189 F2d 774 Misbourne Pictures Limited v. Johnson
189 F.2d 774
51-1 USTC P 9347
MISBOURNE PICTURES LIMITED et al.
No. 276, Docket 22013.
United States Court of Appeals Second Circuit.
Argued May 11, 1951.
Decided June 11, 1951.
Choate Byrd Leon & Garretson, New York City, Joseph H. Choate, Jr., Maurice Leon and Maurice Hahn, all of New York City, of counsel, for appellants.
Irving H. Saypol, U.S. Atty., New York City, Henry L. Glenn and Lawrence G. Greene, Asst. U.S. Attys., New York City, of counsel, for appellee.
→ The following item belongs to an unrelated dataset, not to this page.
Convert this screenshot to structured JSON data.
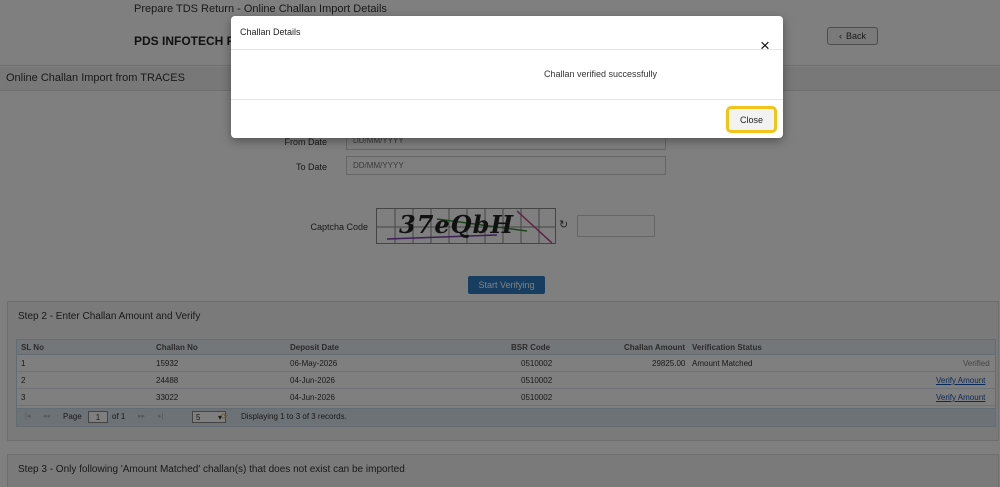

Before SWAN, Chief Judge, and AUGUSTUS N. HAND and CLARK, Circuit judges.
SWAN, Circuit Judge.
This is an action for the recovery of income taxes for the year 1943 paid to the defendant collector. The plaintiffs are British corporations not engaged in trade or business in the United States. Pursuant to a contract they had made with Samuel Goldwyn, Inc., a New York corporation, the latter paid them in London, England, $201,000 ($40,000 and 40,000 pounds) upon which a tax of 30%, subject to withholding at the source, was collected by virtue of sections 231(a) (1) and 144 of the Internal Revenue Code. A claim for refund thereof having been filed and no action taken thereon, the present suit was brought. It was tried to Judge Samuel H. Kaufman without a jury upon stipulated facts. In accordance with his opinion reported in D.C., 90 F.Supp. 978, the complaint was dismissed. The plaintiffs have appealed.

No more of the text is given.